Last week the Confederation of British Industry warned that mistrust between banks is now worse than it was last autumn. The warning comes amid continuing turmoil in the banking sector and government preparations to unveil changes to the supervision of banks’ liquidity.
So, this week Mortgage Strategy asks… What could the government do to restore public confidence in banks?
James Ramsden, 48, IT developer
The government must take steps to restore confidence in the banking sector. Bearing in mind the fact that Northern Rock has been nationalised, it should not allow ex-chief executive Adam Applegarth to take his big pay-off. It seems he has profited despite nearly bringing the bank down. Of course banks exist to make money but the government should guarantee higher levels of savers’ deposits.
Patrick Dunne, 27, waiter
Plenty of banks’ shares are falling in value but I don’t see what the government can do about it. I’ve been with HSBC since I was 17 and haven’t lost faith in it yet. Some banks have lent to consumers who can’t afford to pay their loans back and that’s immoral. I don’t think the government is brave enough to stand up to banks but it could curtail their advertisements aimed at consumers in financial difficulties.
Tim Telling, 30, freelance writer
I don’t feel too anxious about banks because I only regard them as a utility. The economy has been through a healthy period and banks have become arrogant when it comes to making money. It seems that some will lend to anyone with opposable thumbs. I’m not sure what the government can do – after all, it doesn’t provide sub-prime mortgages. And anyway, if it does anything, will it be protecting the interests of banks or single mothers saddled with mortgages they can’t afford?
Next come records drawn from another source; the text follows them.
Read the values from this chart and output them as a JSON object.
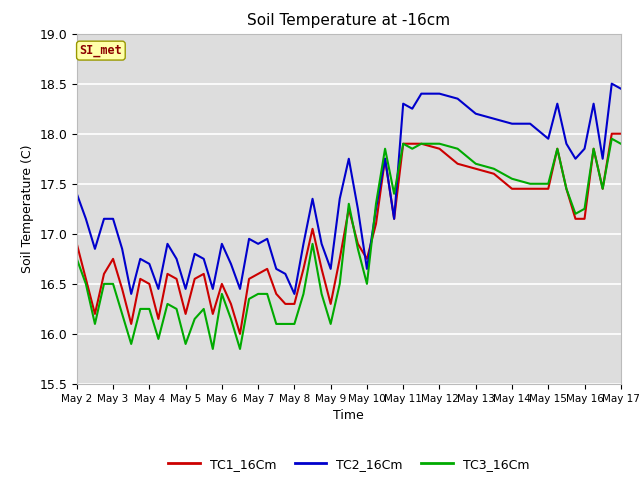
{
  "title": "Soil Temperature at -16cm",
  "xlabel": "Time",
  "ylabel": "Soil Temperature (C)",
  "ylim": [
    15.5,
    19.0
  ],
  "fig_bg_color": "#ffffff",
  "plot_bg_color": "#dddddd",
  "watermark_text": "SI_met",
  "legend_labels": [
    "TC1_16Cm",
    "TC2_16Cm",
    "TC3_16Cm"
  ],
  "colors": [
    "#cc0000",
    "#0000cc",
    "#00aa00"
  ],
  "x_tick_labels": [
    "May 2",
    "May 3",
    "May 4",
    "May 5",
    "May 6",
    "May 7",
    "May 8",
    "May 9",
    "May 10",
    "May 11",
    "May 12",
    "May 13",
    "May 14",
    "May 15",
    "May 16",
    "May 17"
  ],
  "TC1_x": [
    0,
    0.25,
    0.5,
    0.75,
    1.0,
    1.25,
    1.5,
    1.75,
    2.0,
    2.25,
    2.5,
    2.75,
    3.0,
    3.25,
    3.5,
    3.75,
    4.0,
    4.25,
    4.5,
    4.75,
    5.0,
    5.25,
    5.5,
    5.75,
    6.0,
    6.25,
    6.5,
    6.75,
    7.0,
    7.25,
    7.5,
    7.75,
    8.0,
    8.25,
    8.5,
    8.75,
    9.0,
    9.5,
    10.0,
    10.5,
    11.0,
    11.5,
    12.0,
    12.5,
    13.0,
    13.25,
    13.5,
    13.75,
    14.0,
    14.25,
    14.5,
    14.75,
    15.0
  ],
  "TC1_y": [
    16.9,
    16.55,
    16.2,
    16.6,
    16.75,
    16.45,
    16.1,
    16.55,
    16.5,
    16.15,
    16.6,
    16.55,
    16.2,
    16.55,
    16.6,
    16.2,
    16.5,
    16.3,
    16.0,
    16.55,
    16.6,
    16.65,
    16.4,
    16.3,
    16.3,
    16.65,
    17.05,
    16.65,
    16.3,
    16.75,
    17.25,
    16.9,
    16.75,
    17.1,
    17.75,
    17.15,
    17.9,
    17.9,
    17.85,
    17.7,
    17.65,
    17.6,
    17.45,
    17.45,
    17.45,
    17.85,
    17.45,
    17.15,
    17.15,
    17.85,
    17.45,
    18.0,
    18.0
  ],
  "TC2_x": [
    0,
    0.25,
    0.5,
    0.75,
    1.0,
    1.25,
    1.5,
    1.75,
    2.0,
    2.25,
    2.5,
    2.75,
    3.0,
    3.25,
    3.5,
    3.75,
    4.0,
    4.25,
    4.5,
    4.75,
    5.0,
    5.25,
    5.5,
    5.75,
    6.0,
    6.25,
    6.5,
    6.75,
    7.0,
    7.25,
    7.5,
    7.75,
    8.0,
    8.25,
    8.5,
    8.75,
    9.0,
    9.25,
    9.5,
    10.0,
    10.5,
    11.0,
    11.5,
    12.0,
    12.5,
    13.0,
    13.25,
    13.5,
    13.75,
    14.0,
    14.25,
    14.5,
    14.75,
    15.0
  ],
  "TC2_y": [
    17.4,
    17.15,
    16.85,
    17.15,
    17.15,
    16.85,
    16.4,
    16.75,
    16.7,
    16.45,
    16.9,
    16.75,
    16.45,
    16.8,
    16.75,
    16.45,
    16.9,
    16.7,
    16.45,
    16.95,
    16.9,
    16.95,
    16.65,
    16.6,
    16.4,
    16.9,
    17.35,
    16.9,
    16.65,
    17.35,
    17.75,
    17.25,
    16.65,
    17.25,
    17.75,
    17.15,
    18.3,
    18.25,
    18.4,
    18.4,
    18.35,
    18.2,
    18.15,
    18.1,
    18.1,
    17.95,
    18.3,
    17.9,
    17.75,
    17.85,
    18.3,
    17.75,
    18.5,
    18.45
  ],
  "TC3_x": [
    0,
    0.25,
    0.5,
    0.75,
    1.0,
    1.25,
    1.5,
    1.75,
    2.0,
    2.25,
    2.5,
    2.75,
    3.0,
    3.25,
    3.5,
    3.75,
    4.0,
    4.25,
    4.5,
    4.75,
    5.0,
    5.25,
    5.5,
    5.75,
    6.0,
    6.25,
    6.5,
    6.75,
    7.0,
    7.25,
    7.5,
    7.75,
    8.0,
    8.25,
    8.5,
    8.75,
    9.0,
    9.25,
    9.5,
    10.0,
    10.5,
    11.0,
    11.5,
    12.0,
    12.5,
    13.0,
    13.25,
    13.5,
    13.75,
    14.0,
    14.25,
    14.5,
    14.75,
    15.0
  ],
  "TC3_y": [
    16.75,
    16.5,
    16.1,
    16.5,
    16.5,
    16.2,
    15.9,
    16.25,
    16.25,
    15.95,
    16.3,
    16.25,
    15.9,
    16.15,
    16.25,
    15.85,
    16.4,
    16.15,
    15.85,
    16.35,
    16.4,
    16.4,
    16.1,
    16.1,
    16.1,
    16.4,
    16.9,
    16.4,
    16.1,
    16.5,
    17.3,
    16.85,
    16.5,
    17.3,
    17.85,
    17.4,
    17.9,
    17.85,
    17.9,
    17.9,
    17.85,
    17.7,
    17.65,
    17.55,
    17.5,
    17.5,
    17.85,
    17.45,
    17.2,
    17.25,
    17.85,
    17.45,
    17.95,
    17.9
  ]
}
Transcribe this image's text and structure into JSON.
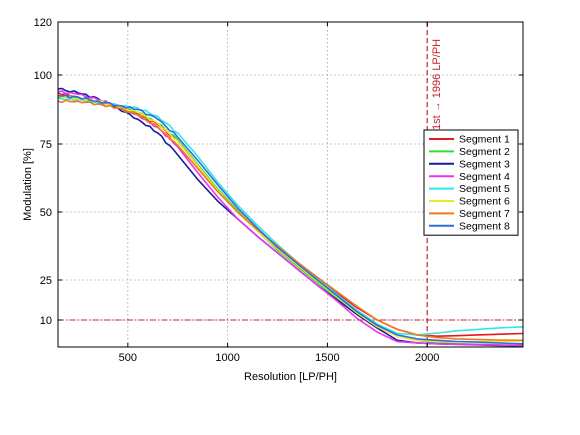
{
  "chart_data": {
    "type": "line",
    "title": "",
    "xlabel": "Resolution [LP/PH]",
    "ylabel": "Modulation [%]",
    "xlim": [
      150,
      2480
    ],
    "xticks": [
      500,
      1000,
      1500,
      2000
    ],
    "yticks": [
      10,
      25,
      50,
      75,
      100,
      120
    ],
    "ytick_positions": [
      0,
      25,
      50,
      75,
      100,
      120
    ],
    "grid": true,
    "legend_position": "right",
    "annotations": {
      "vertical_line": {
        "x": 2000,
        "label": "1st → 1996 LP/PH",
        "color": "#c0262b"
      },
      "horizontal_line": {
        "y": 10,
        "color": "#c0262b"
      }
    },
    "series": [
      {
        "name": "Segment 1",
        "color": "#e41a1c",
        "x": [
          150,
          250,
          350,
          450,
          550,
          650,
          750,
          850,
          950,
          1050,
          1150,
          1250,
          1350,
          1450,
          1550,
          1650,
          1750,
          1850,
          1950,
          2050,
          2150,
          2250,
          2350,
          2480
        ],
        "y": [
          93.5,
          92,
          90.5,
          88.5,
          86,
          82,
          76,
          67,
          58,
          50,
          43,
          37,
          31,
          25.5,
          20,
          14.5,
          10,
          6.5,
          4.5,
          4,
          4.2,
          4.5,
          4.7,
          5
        ]
      },
      {
        "name": "Segment 2",
        "color": "#33dd33",
        "x": [
          150,
          250,
          350,
          450,
          550,
          650,
          750,
          850,
          950,
          1050,
          1150,
          1250,
          1350,
          1450,
          1550,
          1650,
          1750,
          1850,
          1950,
          2050,
          2150,
          2250,
          2350,
          2480
        ],
        "y": [
          92,
          91.5,
          90,
          88.5,
          86.5,
          82.5,
          76.5,
          67.5,
          58.5,
          50.5,
          43,
          36,
          30,
          24,
          18,
          12,
          7.5,
          4,
          2.5,
          1.5,
          1.2,
          1,
          0.8,
          0.6
        ]
      },
      {
        "name": "Segment 3",
        "color": "#1c1c9e",
        "x": [
          150,
          250,
          350,
          450,
          550,
          650,
          750,
          850,
          950,
          1050,
          1150,
          1250,
          1350,
          1450,
          1550,
          1650,
          1750,
          1850,
          1950,
          2050,
          2150,
          2250,
          2350,
          2480
        ],
        "y": [
          95,
          93.5,
          91.5,
          88,
          84,
          79,
          71,
          62,
          54,
          47.5,
          41,
          35,
          29,
          23,
          17.5,
          12,
          7,
          2.5,
          1.5,
          1.2,
          1,
          0.8,
          0.6,
          0.4
        ]
      },
      {
        "name": "Segment 4",
        "color": "#ee33ee",
        "x": [
          150,
          250,
          350,
          450,
          550,
          650,
          750,
          850,
          950,
          1050,
          1150,
          1250,
          1350,
          1450,
          1550,
          1650,
          1750,
          1850,
          1950,
          2050,
          2150,
          2250,
          2350,
          2480
        ],
        "y": [
          94,
          93,
          91,
          88.5,
          85.5,
          81,
          74,
          64.5,
          55.5,
          47.5,
          41,
          35,
          29,
          23,
          17,
          10.5,
          5.5,
          2,
          1.5,
          1.2,
          1,
          0.9,
          0.7,
          0.5
        ]
      },
      {
        "name": "Segment 5",
        "color": "#33e6e6",
        "x": [
          150,
          250,
          350,
          450,
          550,
          650,
          750,
          850,
          950,
          1050,
          1150,
          1250,
          1350,
          1450,
          1550,
          1650,
          1750,
          1850,
          1950,
          2050,
          2150,
          2250,
          2350,
          2480
        ],
        "y": [
          91.5,
          91,
          90,
          89,
          88,
          85,
          79,
          70.5,
          61,
          52.5,
          45,
          38,
          31.5,
          25.5,
          19.5,
          13.5,
          8.5,
          5,
          4.5,
          5.2,
          6,
          6.5,
          7,
          7.5
        ]
      },
      {
        "name": "Segment 6",
        "color": "#f0e62d",
        "x": [
          150,
          250,
          350,
          450,
          550,
          650,
          750,
          850,
          950,
          1050,
          1150,
          1250,
          1350,
          1450,
          1550,
          1650,
          1750,
          1850,
          1950,
          2050,
          2150,
          2250,
          2350,
          2480
        ],
        "y": [
          92.5,
          91.5,
          90.5,
          88.5,
          86.5,
          82.5,
          76,
          67,
          58,
          50,
          43,
          36.5,
          30.5,
          24.5,
          18.5,
          12.5,
          7.5,
          4,
          2.5,
          2,
          2,
          2,
          2.1,
          2.2
        ]
      },
      {
        "name": "Segment 7",
        "color": "#f07820",
        "x": [
          150,
          250,
          350,
          450,
          550,
          650,
          750,
          850,
          950,
          1050,
          1150,
          1250,
          1350,
          1450,
          1550,
          1650,
          1750,
          1850,
          1950,
          2050,
          2150,
          2250,
          2350,
          2480
        ],
        "y": [
          90.5,
          90.5,
          89.5,
          88,
          85.5,
          81,
          74.5,
          66,
          57.5,
          50,
          43.5,
          37.5,
          31.5,
          26,
          20.5,
          15,
          10,
          6.5,
          4.5,
          3.5,
          3,
          2.8,
          2.6,
          2.5
        ]
      },
      {
        "name": "Segment 8",
        "color": "#2c6fdc",
        "x": [
          150,
          250,
          350,
          450,
          550,
          650,
          750,
          850,
          950,
          1050,
          1150,
          1250,
          1350,
          1450,
          1550,
          1650,
          1750,
          1850,
          1950,
          2050,
          2150,
          2250,
          2350,
          2480
        ],
        "y": [
          92.5,
          92,
          90.5,
          89,
          87.5,
          84,
          77.5,
          69,
          60,
          51.5,
          44,
          37,
          31,
          25,
          19,
          13,
          8,
          4.5,
          3,
          2.5,
          2,
          1.8,
          1.5,
          1.2
        ]
      }
    ]
  }
}
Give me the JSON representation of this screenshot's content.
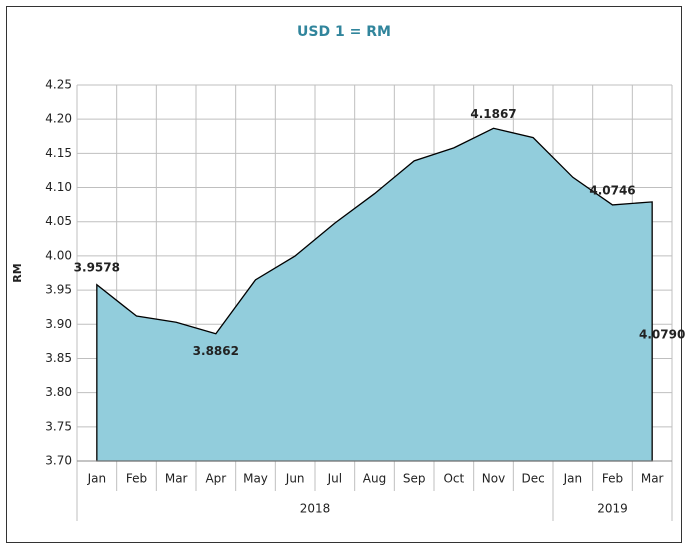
{
  "chart_data": {
    "type": "area",
    "title": "USD 1 = RM",
    "y_label": "RM",
    "categories": [
      "Jan",
      "Feb",
      "Mar",
      "Apr",
      "May",
      "Jun",
      "Jul",
      "Aug",
      "Sep",
      "Oct",
      "Nov",
      "Dec",
      "Jan",
      "Feb",
      "Mar"
    ],
    "groups": [
      {
        "label": "2018",
        "span": 12
      },
      {
        "label": "2019",
        "span": 3
      }
    ],
    "values": [
      3.9578,
      3.912,
      3.903,
      3.8862,
      3.965,
      4.0,
      4.048,
      4.091,
      4.139,
      4.158,
      4.1867,
      4.173,
      4.115,
      4.0746,
      4.079
    ],
    "value_labels": [
      "3.9578",
      null,
      null,
      "3.8862",
      null,
      null,
      null,
      null,
      null,
      null,
      "4.1867",
      null,
      null,
      "4.0746",
      "4.0790"
    ],
    "color": "#92cddc",
    "ylim": [
      3.7,
      4.25
    ],
    "yticks": [
      {
        "value": 3.7,
        "label": "3.70"
      },
      3.75,
      {
        "value": 3.8,
        "label": "3.80"
      },
      3.85,
      {
        "value": 3.9,
        "label": "3.90"
      },
      3.95,
      {
        "value": 4.0,
        "label": "4.00"
      },
      4.05,
      {
        "value": 4.1,
        "label": "4.10"
      },
      4.15,
      {
        "value": 4.2,
        "label": "4.20"
      },
      4.25
    ],
    "grid": true
  }
}
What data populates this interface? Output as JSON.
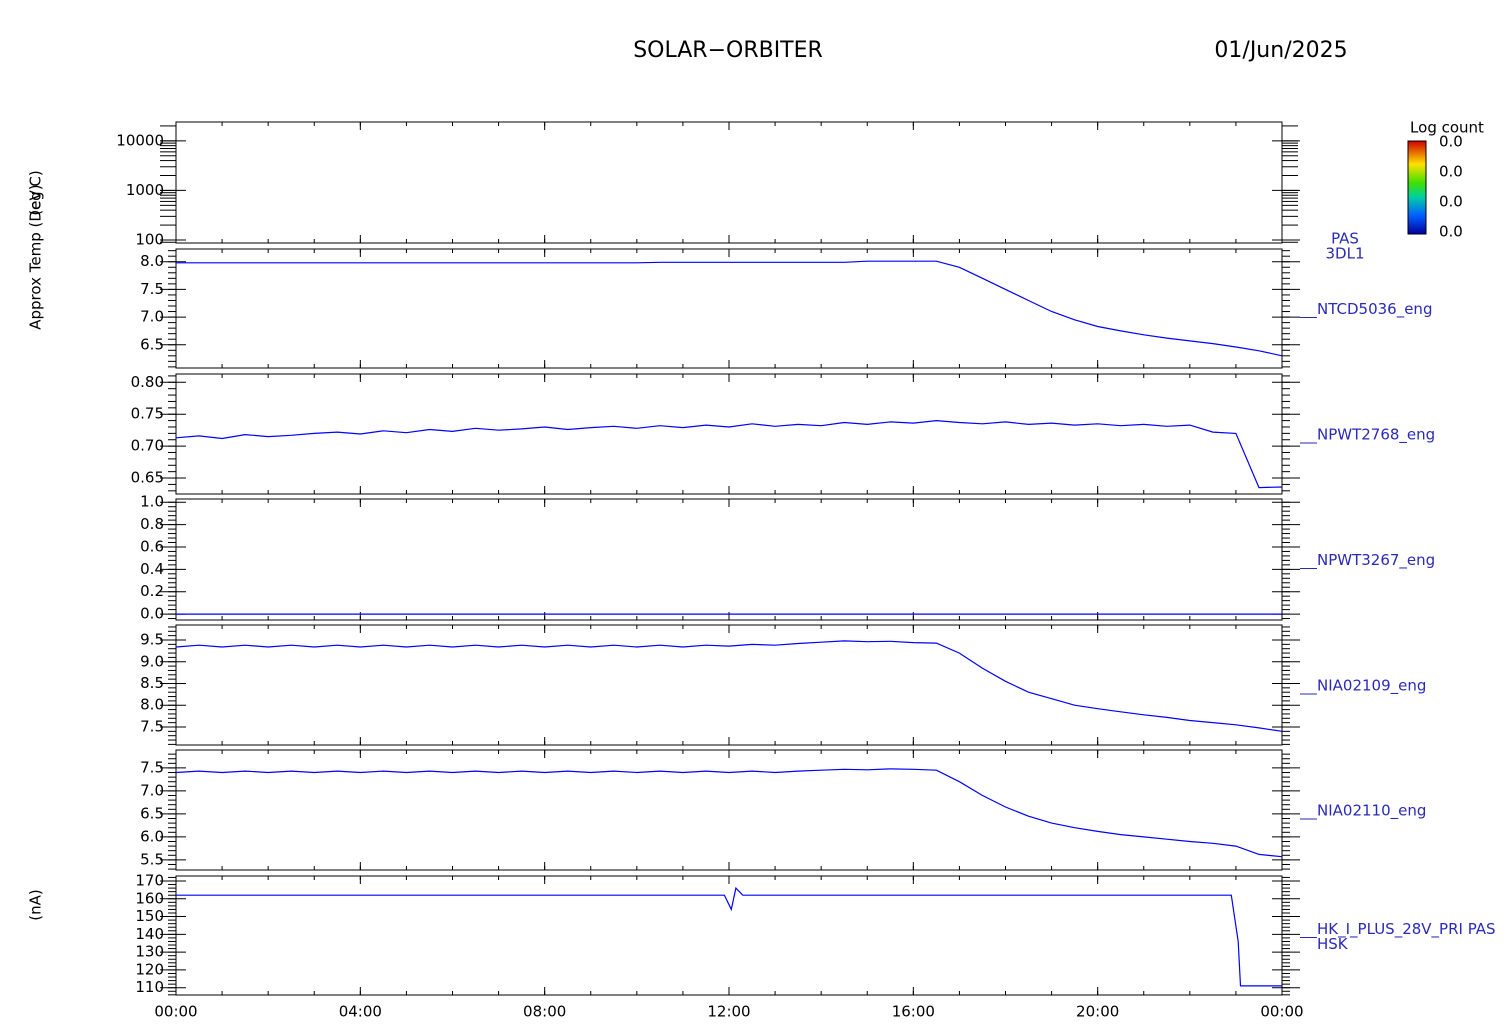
{
  "header": {
    "title": "SOLAR−ORBITER",
    "date": "01/Jun/2025"
  },
  "colorbar": {
    "title": "Log count",
    "labels": [
      "0.0",
      "0.0",
      "0.0",
      "0.0"
    ]
  },
  "chart_data": [
    {
      "type": "line",
      "ylabel": "(eV)",
      "label": [
        "PAS",
        "3DL1"
      ],
      "log": true,
      "xlim": [
        0,
        24
      ],
      "ylim": [
        87,
        24000
      ],
      "yticks": [
        100,
        1000,
        10000
      ],
      "x": [],
      "series": [
        {
          "color": "#0000ff",
          "values": []
        }
      ]
    },
    {
      "type": "line",
      "ylabel": "Approx Temp (Deg C)",
      "label": [
        "NTCD5036_eng"
      ],
      "xlim": [
        0,
        24
      ],
      "ylim": [
        6.08,
        8.23
      ],
      "yticks": [
        {
          "value": 8,
          "label": "8.0"
        },
        7.5,
        {
          "value": 7,
          "label": "7.0"
        },
        6.5
      ],
      "x": [
        0,
        0.5,
        1,
        1.5,
        2,
        2.5,
        3,
        3.5,
        4,
        4.5,
        5,
        5.5,
        6,
        6.5,
        7,
        7.5,
        8,
        8.5,
        9,
        9.5,
        10,
        10.5,
        11,
        11.5,
        12,
        12.5,
        13,
        13.5,
        14,
        14.5,
        15,
        15.5,
        16,
        16.5,
        17,
        17.5,
        18,
        18.5,
        19,
        19.5,
        20,
        20.5,
        21,
        21.5,
        22,
        22.5,
        23,
        23.5,
        24
      ],
      "series": [
        {
          "color": "#0000ff",
          "values": [
            7.98,
            7.98,
            7.98,
            7.98,
            7.98,
            7.98,
            7.98,
            7.98,
            7.98,
            7.98,
            7.98,
            7.98,
            7.98,
            7.98,
            7.98,
            7.98,
            7.98,
            7.98,
            7.98,
            7.98,
            7.98,
            7.99,
            7.99,
            7.99,
            7.99,
            7.99,
            7.99,
            7.99,
            7.99,
            7.99,
            8.01,
            8.01,
            8.01,
            8.01,
            7.9,
            7.7,
            7.5,
            7.3,
            7.1,
            6.95,
            6.83,
            6.75,
            6.68,
            6.62,
            6.57,
            6.52,
            6.46,
            6.39,
            6.3
          ]
        }
      ]
    },
    {
      "type": "line",
      "label": [
        "NPWT2768_eng"
      ],
      "xlim": [
        0,
        24
      ],
      "ylim": [
        0.625,
        0.813
      ],
      "yticks": [
        {
          "value": 0.8,
          "label": "0.80"
        },
        0.75,
        {
          "value": 0.7,
          "label": "0.70"
        },
        0.65
      ],
      "x": [
        0,
        0.5,
        1,
        1.5,
        2,
        2.5,
        3,
        3.5,
        4,
        4.5,
        5,
        5.5,
        6,
        6.5,
        7,
        7.5,
        8,
        8.5,
        9,
        9.5,
        10,
        10.5,
        11,
        11.5,
        12,
        12.5,
        13,
        13.5,
        14,
        14.5,
        15,
        15.5,
        16,
        16.5,
        17,
        17.5,
        18,
        18.5,
        19,
        19.5,
        20,
        20.5,
        21,
        21.5,
        22,
        22.5,
        23,
        23.5,
        24
      ],
      "series": [
        {
          "color": "#0000ff",
          "values": [
            0.713,
            0.716,
            0.712,
            0.718,
            0.715,
            0.717,
            0.72,
            0.722,
            0.719,
            0.724,
            0.721,
            0.726,
            0.723,
            0.728,
            0.725,
            0.727,
            0.73,
            0.726,
            0.729,
            0.731,
            0.728,
            0.732,
            0.729,
            0.733,
            0.73,
            0.735,
            0.731,
            0.734,
            0.732,
            0.737,
            0.734,
            0.738,
            0.736,
            0.74,
            0.737,
            0.735,
            0.738,
            0.734,
            0.736,
            0.733,
            0.735,
            0.732,
            0.734,
            0.731,
            0.733,
            0.722,
            0.72,
            0.635,
            0.636
          ]
        }
      ]
    },
    {
      "type": "line",
      "label": [
        "NPWT3267_eng"
      ],
      "xlim": [
        0,
        24
      ],
      "ylim": [
        -0.053,
        1.029
      ],
      "yticks": [
        {
          "value": 1,
          "label": "1.0"
        },
        0.8,
        0.6,
        0.4,
        0.2,
        {
          "value": 0,
          "label": "0.0"
        }
      ],
      "x": [
        0,
        24
      ],
      "series": [
        {
          "color": "#0000ff",
          "values": [
            0,
            0
          ]
        }
      ]
    },
    {
      "type": "line",
      "label": [
        "NIA02109_eng"
      ],
      "xlim": [
        0,
        24
      ],
      "ylim": [
        7.086,
        9.845
      ],
      "yticks": [
        9.5,
        {
          "value": 9,
          "label": "9.0"
        },
        8.5,
        {
          "value": 8,
          "label": "8.0"
        },
        7.5
      ],
      "x": [
        0,
        0.5,
        1,
        1.5,
        2,
        2.5,
        3,
        3.5,
        4,
        4.5,
        5,
        5.5,
        6,
        6.5,
        7,
        7.5,
        8,
        8.5,
        9,
        9.5,
        10,
        10.5,
        11,
        11.5,
        12,
        12.5,
        13,
        13.5,
        14,
        14.5,
        15,
        15.5,
        16,
        16.5,
        17,
        17.5,
        18,
        18.5,
        19,
        19.5,
        20,
        20.5,
        21,
        21.5,
        22,
        22.5,
        23,
        23.5,
        24
      ],
      "series": [
        {
          "color": "#0000ff",
          "values": [
            9.34,
            9.38,
            9.34,
            9.38,
            9.34,
            9.38,
            9.34,
            9.38,
            9.34,
            9.38,
            9.34,
            9.38,
            9.34,
            9.38,
            9.34,
            9.38,
            9.34,
            9.38,
            9.34,
            9.38,
            9.34,
            9.38,
            9.34,
            9.38,
            9.36,
            9.4,
            9.38,
            9.42,
            9.45,
            9.48,
            9.46,
            9.47,
            9.44,
            9.43,
            9.2,
            8.85,
            8.55,
            8.3,
            8.15,
            8.0,
            7.92,
            7.85,
            7.78,
            7.72,
            7.65,
            7.6,
            7.55,
            7.48,
            7.4
          ]
        }
      ]
    },
    {
      "type": "line",
      "label": [
        "NIA02110_eng"
      ],
      "xlim": [
        0,
        24
      ],
      "ylim": [
        5.28,
        7.89
      ],
      "yticks": [
        7.5,
        {
          "value": 7,
          "label": "7.0"
        },
        6.5,
        {
          "value": 6,
          "label": "6.0"
        },
        5.5
      ],
      "x": [
        0,
        0.5,
        1,
        1.5,
        2,
        2.5,
        3,
        3.5,
        4,
        4.5,
        5,
        5.5,
        6,
        6.5,
        7,
        7.5,
        8,
        8.5,
        9,
        9.5,
        10,
        10.5,
        11,
        11.5,
        12,
        12.5,
        13,
        13.5,
        14,
        14.5,
        15,
        15.5,
        16,
        16.5,
        17,
        17.5,
        18,
        18.5,
        19,
        19.5,
        20,
        20.5,
        21,
        21.5,
        22,
        22.5,
        23,
        23.5,
        24
      ],
      "series": [
        {
          "color": "#0000ff",
          "values": [
            7.4,
            7.43,
            7.4,
            7.43,
            7.4,
            7.43,
            7.4,
            7.43,
            7.4,
            7.43,
            7.4,
            7.43,
            7.4,
            7.43,
            7.4,
            7.43,
            7.4,
            7.43,
            7.4,
            7.43,
            7.4,
            7.43,
            7.4,
            7.43,
            7.4,
            7.43,
            7.4,
            7.43,
            7.45,
            7.47,
            7.46,
            7.48,
            7.47,
            7.45,
            7.2,
            6.9,
            6.65,
            6.45,
            6.3,
            6.2,
            6.12,
            6.05,
            6.0,
            5.95,
            5.9,
            5.86,
            5.8,
            5.62,
            5.57
          ]
        }
      ]
    },
    {
      "type": "line",
      "ylabel": "(nA)",
      "label": [
        "HK_I_PLUS_28V_PRI PAS",
        "HSK"
      ],
      "xlim": [
        0,
        24
      ],
      "ylim": [
        105.9,
        172.8
      ],
      "yticks": [
        170,
        160,
        150,
        140,
        130,
        120,
        110
      ],
      "xticks": [
        {
          "value": 0,
          "label": "00:00"
        },
        {
          "value": 4,
          "label": "04:00"
        },
        {
          "value": 8,
          "label": "08:00"
        },
        {
          "value": 12,
          "label": "12:00"
        },
        {
          "value": 16,
          "label": "16:00"
        },
        {
          "value": 20,
          "label": "20:00"
        },
        {
          "value": 24,
          "label": "00:00"
        }
      ],
      "x": [
        0,
        4,
        8,
        11.9,
        12.05,
        12.15,
        12.3,
        16,
        20,
        22.9,
        23.05,
        23.1,
        24
      ],
      "series": [
        {
          "color": "#0000ff",
          "values": [
            162,
            162,
            162,
            162,
            154,
            166,
            162,
            162,
            162,
            162,
            136,
            111,
            111
          ]
        }
      ]
    }
  ]
}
Michael Purvis, 40, engineer
I trust my bank as much as any other organisation. Not all the problems that have occurred in the banking sector are banks’ fault. To some extent the government caused some of the difficulties – particularly those with NR – by having a system whereby the Bank of England, the Financial Services Authority and the Treasury act alongside each other. There does not seem to be a single person or institution in charge. The government could help prevent situations like NR in future by giving regulatory powers to someone who could take charge of all three organisations.
Andy Parker, 48, project manager
The government must change its plans for when something goes wrong in the banking industry – the NR crisis demonstrated this above anything else. The government should have a system in place whereby if anything goes seriously wrong, it can take quick and decisive action. I don’t think it will make much difference if the government raises the level of consumers’ savings it guarantees.
Maria Phillips, 32, legal secretary
Perhaps the government could work with the BoE to figure out a way to pump more liquidity into the market. This might go some way towards increasing trust in banks. But having said that, no matter what the government does, it will be difficult to change the way consumers think.
Gaye McDonald, 18, model
It doesn’t matter what the government does, it won’t change how I think about banks and the way they operate. The only positive thing the government could do would be to look at banks’ advertisements and ensure consumers aren’t suckered into taking out loans they can’t afford. If we live in an age where smoking in pubs can be banned, surely the government can look at the nature of advertising loans to people in financial difficulty.
Alistair Hills, 24, event manager
There’s not much the government can do to restore the public’s trust in banks, or in the economy for that matter. It’s going to take some time for the financial markets to get back to normal. Perhaps the government or the regulator could take a look at situations in which consumers borrow too much money, but then again I guess that’s always going to happen.
Shola Jahromi, 24, advertising consultant
The government should do more to help students and it should also regulate banks more tightly when it comes to credit cards – especially the way they issue them to students so freely. Another thing it could do is take a look at student loans and how expensive they become after university. I know several people who have been put off going to university because of the expense. The government needs to work out how to improve the standard of students’ finances.